Если враг попробует пресечь нам путь, то каждая из наших трех колонн сможет вовремя обойти его, с тем чтобы после приблизиться к своим.
Вечером 9-й батальон закончил переправу. Но ни от Боровика, находившегося где-то под Новгород-Северском, ни от наших разведчиков, отбывших к Коропу, вестей не было. С наступлением темноты перестали поступать донесения и из 9-го батальона.
Уже три часа ночи. Где Федоров? Взято ли Оболонье? Что предпримет комендант Корона, увидев наших конных автоматчиков? Какие новые сюрпризы готовит нам Пальм? Не выяснив всего этого, нельзя было двигаться дальше. И все же приказываю Реве переправлять через реку свой 8-й батальон.
Но вот наконец вернулись наши конные автоматчики из-под Корона. Измученные, грязные. Командир роты Терешин облеплен грязью с ног до головы. Только зубы белеют в улыбке. А радоваться есть чему: комендант Коропа вечером забрал чемоданы и бежал на Кролевец. За ним, видимо, последовали и его подопечные. Во всяком случае, в Короле не осталось ни одного немца.
- И вот, представляете, - рассказывает Терешин, - выезжаем из города, нас останавливают дети, кричат, что в тюрьме остались арестованные. Повернули обратно. Ключей не нашли. Пришлось, понимаете, расстреливать эти огромные висячие замки. Освободили двадцать восемь заключенных, приговоренных к смертной казни. Один из них упросил, чтобы мы его забрали с собой. Мы не смогли отказать, уж больно измученный человек.

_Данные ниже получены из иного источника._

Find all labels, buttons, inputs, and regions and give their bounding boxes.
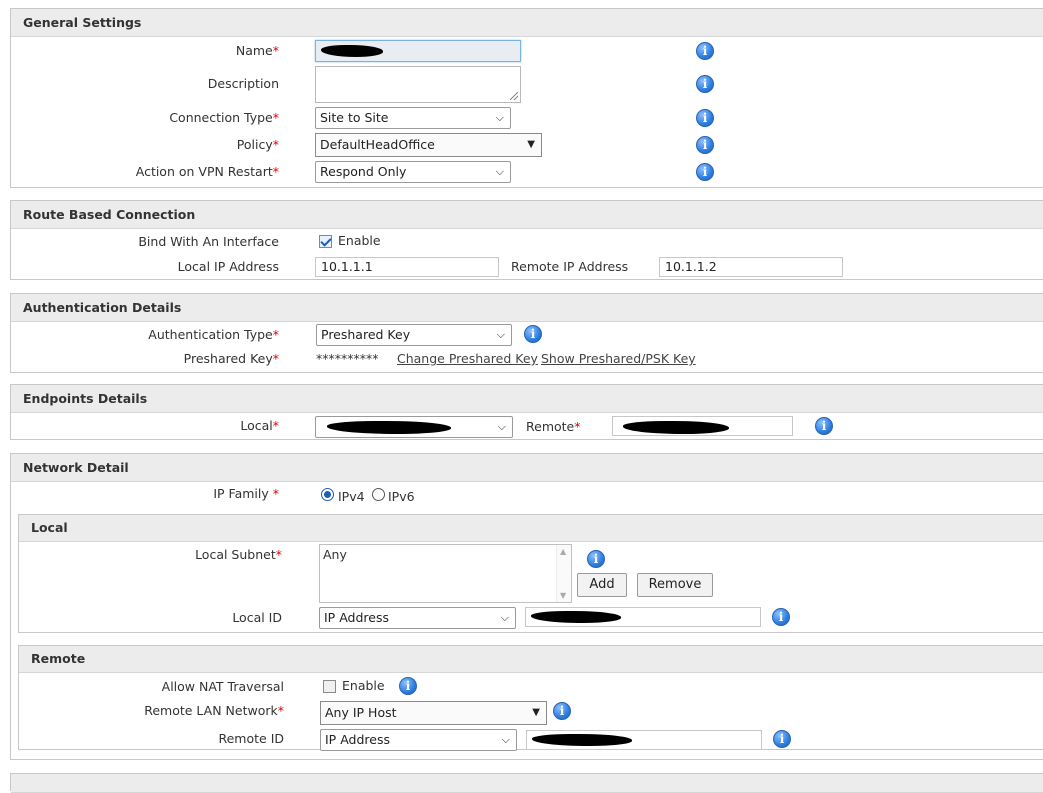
local-endpoint-label: Local* xyxy=(240,418,279,433)
preshared-key-masked: ********** xyxy=(316,351,379,366)
chevron-down-icon: ⌵ xyxy=(495,111,504,124)
chevron-down-icon: ⌵ xyxy=(495,165,504,178)
remote-lan-label: Remote LAN Network* xyxy=(144,703,284,718)
info-icon[interactable]: i xyxy=(696,75,714,93)
authentication-header: Authentication Details xyxy=(11,294,1043,322)
info-icon[interactable]: i xyxy=(772,608,790,626)
local-id-type-select[interactable]: IP Address ⌵ xyxy=(319,607,516,629)
local-subsection-header: Local xyxy=(19,515,1043,542)
description-textarea[interactable] xyxy=(315,66,521,103)
local-id-label: Local ID xyxy=(232,610,282,625)
show-preshared-key-link[interactable]: Show Preshared/PSK Key xyxy=(541,351,696,366)
bind-interface-label: Bind With An Interface xyxy=(138,234,279,249)
description-label: Description xyxy=(207,76,279,91)
connection-type-select[interactable]: Site to Site ⌵ xyxy=(315,107,511,129)
listbox-scrollbar[interactable]: ▲ ▼ xyxy=(556,545,571,602)
info-icon[interactable]: i xyxy=(815,417,833,435)
network-detail-section: Network Detail IP Family * IPv4 IPv6 Loc… xyxy=(10,453,1043,760)
remote-lan-select[interactable]: Any IP Host ▼ xyxy=(320,701,547,725)
chevron-down-icon: ⌵ xyxy=(500,611,509,624)
nat-traversal-label: Allow NAT Traversal xyxy=(161,679,284,694)
remote-ip-input[interactable]: 10.1.1.2 xyxy=(659,257,843,277)
general-settings-section: General Settings Name* i Description i C… xyxy=(10,8,1043,188)
next-section-header xyxy=(11,774,1043,793)
ipv6-radio[interactable] xyxy=(372,488,385,501)
local-subnet-item[interactable]: Any xyxy=(323,547,568,562)
nat-traversal-checkbox[interactable] xyxy=(323,680,336,693)
bind-enable-label: Enable xyxy=(338,233,381,248)
ip-family-label: IP Family * xyxy=(213,486,279,501)
local-ip-input[interactable]: 10.1.1.1 xyxy=(315,257,499,277)
scroll-up-icon[interactable]: ▲ xyxy=(560,547,566,556)
remote-endpoint-label: Remote* xyxy=(526,419,581,434)
route-based-section: Route Based Connection Bind With An Inte… xyxy=(10,200,1043,280)
connection-type-label: Connection Type* xyxy=(169,110,279,125)
policy-label: Policy* xyxy=(236,137,279,152)
remote-subsection-header: Remote xyxy=(19,646,1043,673)
remote-id-label: Remote ID xyxy=(218,731,284,746)
policy-select[interactable]: DefaultHeadOffice ▼ xyxy=(315,133,542,157)
info-icon[interactable]: i xyxy=(696,163,714,181)
route-based-header: Route Based Connection xyxy=(11,201,1043,229)
info-icon[interactable]: i xyxy=(399,677,417,695)
local-ip-label: Local IP Address xyxy=(177,259,279,274)
remote-ip-label: Remote IP Address xyxy=(511,259,629,274)
chevron-down-icon: ⌵ xyxy=(501,733,510,746)
preshared-key-label: Preshared Key* xyxy=(183,351,279,366)
local-subnet-listbox[interactable]: Any ▲ ▼ xyxy=(319,544,572,603)
local-subsection: Local Local Subnet* Any ▲ ▼ i Add Remove … xyxy=(18,514,1043,633)
chevron-down-icon: ⌵ xyxy=(496,328,505,341)
change-preshared-key-link[interactable]: Change Preshared Key xyxy=(397,351,538,366)
remote-id-type-select[interactable]: IP Address ⌵ xyxy=(320,729,517,751)
info-icon[interactable]: i xyxy=(696,109,714,127)
endpoints-header: Endpoints Details xyxy=(11,385,1043,413)
info-icon[interactable]: i xyxy=(553,702,571,720)
scroll-down-icon[interactable]: ▼ xyxy=(560,591,566,600)
add-subnet-button[interactable]: Add xyxy=(577,573,627,597)
info-icon[interactable]: i xyxy=(587,550,605,568)
next-section-edge xyxy=(10,773,1043,793)
authentication-section: Authentication Details Authentication Ty… xyxy=(10,293,1043,373)
remove-subnet-button[interactable]: Remove xyxy=(637,573,713,597)
remote-subsection: Remote Allow NAT Traversal Enable i Remo… xyxy=(18,645,1043,751)
dropdown-arrow-icon: ▼ xyxy=(527,139,535,150)
dropdown-arrow-icon: ▼ xyxy=(532,707,540,718)
action-on-restart-select[interactable]: Respond Only ⌵ xyxy=(315,161,511,183)
auth-type-select[interactable]: Preshared Key ⌵ xyxy=(316,324,512,346)
info-icon[interactable]: i xyxy=(696,136,714,154)
auth-type-label: Authentication Type* xyxy=(148,327,279,342)
info-icon[interactable]: i xyxy=(524,325,542,343)
nat-enable-label: Enable xyxy=(342,678,385,693)
general-settings-header: General Settings xyxy=(11,9,1043,37)
chevron-down-icon: ⌵ xyxy=(497,420,506,433)
info-icon[interactable]: i xyxy=(696,42,714,60)
network-detail-header: Network Detail xyxy=(11,454,1043,482)
ipv4-label: IPv4 xyxy=(338,489,365,504)
ipv4-radio[interactable] xyxy=(321,488,334,501)
endpoints-section: Endpoints Details Local* ⌵ Remote* i xyxy=(10,384,1043,440)
ipv6-label: IPv6 xyxy=(388,489,415,504)
resize-grip-icon[interactable] xyxy=(510,92,518,100)
info-icon[interactable]: i xyxy=(773,730,791,748)
bind-interface-checkbox[interactable] xyxy=(319,235,332,248)
action-on-restart-label: Action on VPN Restart* xyxy=(135,164,279,179)
local-subnet-label: Local Subnet* xyxy=(195,547,282,562)
name-label: Name* xyxy=(235,43,279,58)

И вот перед нами стоит этот смертник, настоящий скелет, и только глаза, одни глаза живые, в них светится радость. Он называет свою фамилию - Цыпко, говорит, что до войны работал редактором днепропетровской областной газеты.
Что нам с ним делать? Как проверить, что он говорит правду?
Цыпко внимательно изучает мое лицо и вдруг бросается на стул, стаскивает с ног свои грубые старые ботинки, пытается сорвать подошву. Но сил не хватает. Ему помогают Терешин и политрук конников Васин. Из-под оторванной подошвы Цыпко достает свой партийный билет.
Цыпко, вырываясь из окружения, попал на северную Сумщину и здесь был схвачен. После мучительных допросов его приговорили к смертной казни.
Да, Цыпко, как и другие двадцать семь его товарищей, оказался человеком счастливым: ведь мы не собирались брать Короп. Если бы немецкий комендант не ударился в панику, кто знает, может, и не увидали бы мы их живыми.